Aber es geht für ihn um mehr als nur darum, das Auto neu zu denken. "Wir müssen auch unser bisher sehr transaxiales Geschäftsmodell überdenken", fordert der Mercedes-Manager selbstkritisch. Zu geradlinig gedacht sei das alles, bisher baue man Autos, für die ein Vertriebs- und Servicenet aufgesetzt werde, das sei es im Wesentlichen. Einen umfassenderen Ansatz umzusetzen, versuche man etwa mit der Tochter Moovel, die ein Ökosystem der Mobilität schaffen soll, völlig unabhängig vom Verkehrsmittel. Und Mobilität ist es, was man künftig anbieten will, nicht mehr nur Autos verkaufen, so die Leitlinie des Vorstands.

Doch auch das Auto selbst will Källenius "neu denken", er stellt es sich als "dritten Raum" vor, zwischen Wohnung und Arbeitsplatz - und kündigt für den weiten Zeitraum zwischen 2020 und 2030 erste konkrete Schritte des Konzerns in dieser Richtung an. Erste Vorboten sind diverse Messestudien, bei denen das Interieur komplett neu aufgeteilt wurde und eher also rollendes Wohnzimmer dient. "Wenn es nicht mehr um Hubraum und Zylinder geht und der Elektroantrieb uns völlig neue Fahrzeugarchitekturen erlaubt, dann lösen wir das bisherige Setting auf", ist Källenius sicher.
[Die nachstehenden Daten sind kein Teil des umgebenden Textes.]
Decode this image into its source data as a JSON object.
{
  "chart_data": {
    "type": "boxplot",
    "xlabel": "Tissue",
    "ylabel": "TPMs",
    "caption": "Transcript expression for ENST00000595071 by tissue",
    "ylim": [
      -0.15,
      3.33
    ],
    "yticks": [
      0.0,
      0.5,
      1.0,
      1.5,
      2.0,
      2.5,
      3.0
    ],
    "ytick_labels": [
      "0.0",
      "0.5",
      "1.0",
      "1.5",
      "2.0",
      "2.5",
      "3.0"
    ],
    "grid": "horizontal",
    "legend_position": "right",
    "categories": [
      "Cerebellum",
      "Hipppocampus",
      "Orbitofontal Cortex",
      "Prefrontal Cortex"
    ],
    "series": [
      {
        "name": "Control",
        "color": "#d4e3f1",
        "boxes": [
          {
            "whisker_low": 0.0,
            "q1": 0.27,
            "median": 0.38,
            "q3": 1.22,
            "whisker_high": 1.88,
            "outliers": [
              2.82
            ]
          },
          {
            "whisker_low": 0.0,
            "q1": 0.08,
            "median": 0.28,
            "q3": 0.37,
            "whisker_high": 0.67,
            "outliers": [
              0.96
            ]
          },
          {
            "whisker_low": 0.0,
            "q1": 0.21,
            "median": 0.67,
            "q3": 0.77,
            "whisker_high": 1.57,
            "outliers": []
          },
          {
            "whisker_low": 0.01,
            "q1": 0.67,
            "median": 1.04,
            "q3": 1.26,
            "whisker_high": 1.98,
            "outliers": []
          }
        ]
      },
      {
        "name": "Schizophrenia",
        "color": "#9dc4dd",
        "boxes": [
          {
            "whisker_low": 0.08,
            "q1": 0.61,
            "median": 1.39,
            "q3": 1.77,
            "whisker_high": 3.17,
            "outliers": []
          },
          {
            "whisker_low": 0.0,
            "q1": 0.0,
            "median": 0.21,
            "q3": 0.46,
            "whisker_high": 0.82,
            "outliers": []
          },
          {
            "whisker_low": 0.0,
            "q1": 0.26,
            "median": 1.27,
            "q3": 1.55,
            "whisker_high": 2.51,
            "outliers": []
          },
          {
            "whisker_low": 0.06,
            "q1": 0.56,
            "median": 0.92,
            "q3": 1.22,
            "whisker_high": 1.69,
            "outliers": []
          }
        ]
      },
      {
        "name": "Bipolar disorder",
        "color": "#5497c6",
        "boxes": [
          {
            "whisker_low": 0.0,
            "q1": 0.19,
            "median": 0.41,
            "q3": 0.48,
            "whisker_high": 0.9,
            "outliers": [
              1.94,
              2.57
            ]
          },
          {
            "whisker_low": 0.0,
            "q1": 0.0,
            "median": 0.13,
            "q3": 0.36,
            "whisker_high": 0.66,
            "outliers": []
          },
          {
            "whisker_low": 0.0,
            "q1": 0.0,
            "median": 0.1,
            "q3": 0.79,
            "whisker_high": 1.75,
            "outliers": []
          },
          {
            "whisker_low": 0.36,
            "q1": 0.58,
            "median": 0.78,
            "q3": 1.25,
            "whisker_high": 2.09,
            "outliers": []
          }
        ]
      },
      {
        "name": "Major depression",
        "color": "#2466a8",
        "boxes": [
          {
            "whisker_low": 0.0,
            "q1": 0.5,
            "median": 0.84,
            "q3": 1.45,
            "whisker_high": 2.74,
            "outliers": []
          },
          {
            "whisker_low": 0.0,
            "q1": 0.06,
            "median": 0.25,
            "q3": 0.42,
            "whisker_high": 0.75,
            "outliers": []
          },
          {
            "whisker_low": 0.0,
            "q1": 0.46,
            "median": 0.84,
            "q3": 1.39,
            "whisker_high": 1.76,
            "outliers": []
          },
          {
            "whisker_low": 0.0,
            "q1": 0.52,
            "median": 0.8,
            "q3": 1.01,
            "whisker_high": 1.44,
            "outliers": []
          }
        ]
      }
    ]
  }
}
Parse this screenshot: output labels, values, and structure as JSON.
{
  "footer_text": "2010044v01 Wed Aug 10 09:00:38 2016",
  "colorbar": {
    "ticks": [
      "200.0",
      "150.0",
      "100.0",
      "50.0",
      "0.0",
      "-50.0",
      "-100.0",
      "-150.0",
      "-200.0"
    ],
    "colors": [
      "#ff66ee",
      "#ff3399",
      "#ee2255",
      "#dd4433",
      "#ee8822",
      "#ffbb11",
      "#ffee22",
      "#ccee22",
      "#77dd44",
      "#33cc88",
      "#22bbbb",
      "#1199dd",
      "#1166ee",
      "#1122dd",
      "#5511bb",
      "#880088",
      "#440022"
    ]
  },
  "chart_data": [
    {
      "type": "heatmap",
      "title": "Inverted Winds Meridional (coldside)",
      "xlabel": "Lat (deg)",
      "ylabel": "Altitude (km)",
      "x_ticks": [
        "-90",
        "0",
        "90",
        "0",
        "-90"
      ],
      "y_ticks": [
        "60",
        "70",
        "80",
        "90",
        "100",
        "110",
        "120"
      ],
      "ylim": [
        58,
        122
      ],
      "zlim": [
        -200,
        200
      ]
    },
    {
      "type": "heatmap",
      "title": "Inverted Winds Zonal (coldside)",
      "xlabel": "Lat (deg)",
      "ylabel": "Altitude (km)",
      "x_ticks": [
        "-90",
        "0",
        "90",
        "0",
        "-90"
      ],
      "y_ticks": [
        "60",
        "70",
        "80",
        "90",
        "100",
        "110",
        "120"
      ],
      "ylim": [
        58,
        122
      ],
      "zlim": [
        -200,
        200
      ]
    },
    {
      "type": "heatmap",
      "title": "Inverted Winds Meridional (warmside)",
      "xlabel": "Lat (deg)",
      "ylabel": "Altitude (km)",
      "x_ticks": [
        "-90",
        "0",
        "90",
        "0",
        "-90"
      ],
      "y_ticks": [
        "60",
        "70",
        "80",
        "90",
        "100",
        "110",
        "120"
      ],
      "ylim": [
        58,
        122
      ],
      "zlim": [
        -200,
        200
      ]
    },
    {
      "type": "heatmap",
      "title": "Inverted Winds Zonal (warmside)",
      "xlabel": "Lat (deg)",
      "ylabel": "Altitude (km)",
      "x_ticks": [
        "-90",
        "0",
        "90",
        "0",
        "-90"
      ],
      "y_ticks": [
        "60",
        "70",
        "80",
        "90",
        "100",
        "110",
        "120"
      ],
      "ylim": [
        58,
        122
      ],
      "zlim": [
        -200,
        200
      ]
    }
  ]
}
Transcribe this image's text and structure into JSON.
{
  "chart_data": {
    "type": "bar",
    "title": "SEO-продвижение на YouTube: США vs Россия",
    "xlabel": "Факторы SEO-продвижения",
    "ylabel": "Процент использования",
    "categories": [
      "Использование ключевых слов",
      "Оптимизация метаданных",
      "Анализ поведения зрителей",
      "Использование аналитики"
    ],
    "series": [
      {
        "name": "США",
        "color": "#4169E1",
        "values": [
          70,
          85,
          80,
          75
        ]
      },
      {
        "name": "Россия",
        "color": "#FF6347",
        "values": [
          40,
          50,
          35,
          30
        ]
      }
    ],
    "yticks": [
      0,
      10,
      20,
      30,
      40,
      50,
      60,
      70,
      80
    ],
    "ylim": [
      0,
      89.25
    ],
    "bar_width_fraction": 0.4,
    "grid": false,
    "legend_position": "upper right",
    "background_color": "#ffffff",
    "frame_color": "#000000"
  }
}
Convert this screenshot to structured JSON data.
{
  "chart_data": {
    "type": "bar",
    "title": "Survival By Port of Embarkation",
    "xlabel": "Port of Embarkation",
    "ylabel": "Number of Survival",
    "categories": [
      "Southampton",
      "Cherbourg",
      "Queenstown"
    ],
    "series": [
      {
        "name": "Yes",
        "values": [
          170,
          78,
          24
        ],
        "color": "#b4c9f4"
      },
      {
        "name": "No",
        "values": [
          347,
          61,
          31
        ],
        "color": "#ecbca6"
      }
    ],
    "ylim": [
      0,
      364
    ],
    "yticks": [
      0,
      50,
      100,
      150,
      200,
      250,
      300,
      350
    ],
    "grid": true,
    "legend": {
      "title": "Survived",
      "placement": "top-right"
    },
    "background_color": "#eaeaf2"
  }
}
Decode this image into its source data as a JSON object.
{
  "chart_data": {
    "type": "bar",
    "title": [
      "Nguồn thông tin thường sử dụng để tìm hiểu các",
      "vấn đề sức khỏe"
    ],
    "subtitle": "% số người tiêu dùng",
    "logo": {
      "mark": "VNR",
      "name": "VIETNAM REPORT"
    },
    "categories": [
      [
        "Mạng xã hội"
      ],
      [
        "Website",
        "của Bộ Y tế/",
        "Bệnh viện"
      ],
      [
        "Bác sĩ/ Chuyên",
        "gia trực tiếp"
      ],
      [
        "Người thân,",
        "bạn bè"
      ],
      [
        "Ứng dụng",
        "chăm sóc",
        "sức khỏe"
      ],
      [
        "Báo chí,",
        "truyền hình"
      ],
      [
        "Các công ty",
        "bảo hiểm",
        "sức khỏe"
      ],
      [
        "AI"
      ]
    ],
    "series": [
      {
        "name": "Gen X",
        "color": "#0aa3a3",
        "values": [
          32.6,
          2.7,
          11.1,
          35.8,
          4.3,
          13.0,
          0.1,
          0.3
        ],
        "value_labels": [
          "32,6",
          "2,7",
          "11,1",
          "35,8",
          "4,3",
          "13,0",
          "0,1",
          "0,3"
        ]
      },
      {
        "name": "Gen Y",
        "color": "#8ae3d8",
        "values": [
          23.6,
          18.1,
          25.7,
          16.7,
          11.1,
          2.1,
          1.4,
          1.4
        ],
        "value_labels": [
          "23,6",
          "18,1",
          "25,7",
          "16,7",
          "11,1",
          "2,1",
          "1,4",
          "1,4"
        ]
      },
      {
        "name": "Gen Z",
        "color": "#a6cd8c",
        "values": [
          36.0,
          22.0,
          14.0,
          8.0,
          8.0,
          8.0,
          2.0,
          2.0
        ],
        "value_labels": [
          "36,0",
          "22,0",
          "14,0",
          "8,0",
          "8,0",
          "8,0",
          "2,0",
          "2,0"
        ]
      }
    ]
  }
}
Und er glaubt: "Der coole stuff findet sich künftig im Interieur, nicht mehr unter der Motorhaube".

Was bedeutet das?

Der Daimler-Konzern müht sich spürbar, seine Transformation vom traditionellen Autohersteller zum coolen Mobilitätsanbieter im Schnellverfahren hinzubekommen. "Hippe" Events wie die MeConvention sollen dabei helfen, das Image vor allem bei der ach so begehrten jüngeren Zielgruppe aufzupolieren. Da wird dann ein angesagter DJ zum Markenbotschafter und haufenweise Start-Ups zu Partnern. Das kann aber nicht darüber hinwegtäuschen, dass der Erfinder des Automobils bei der Neuerfindung desselben derzeit etwas hinterherhinkt. Dennoch: Auch ein Tesla muss seine Vision erst mal auf die Straße bringen. Und wie meinte Elon Musk neulich, als er ernüchtert den Rückzug von der Börse abblies: Das wichtigste sei, mit einer Vision auch wirtschaftlich nachhaltig zu sein. Und da kann er noch einiges von den Daimlers lernen.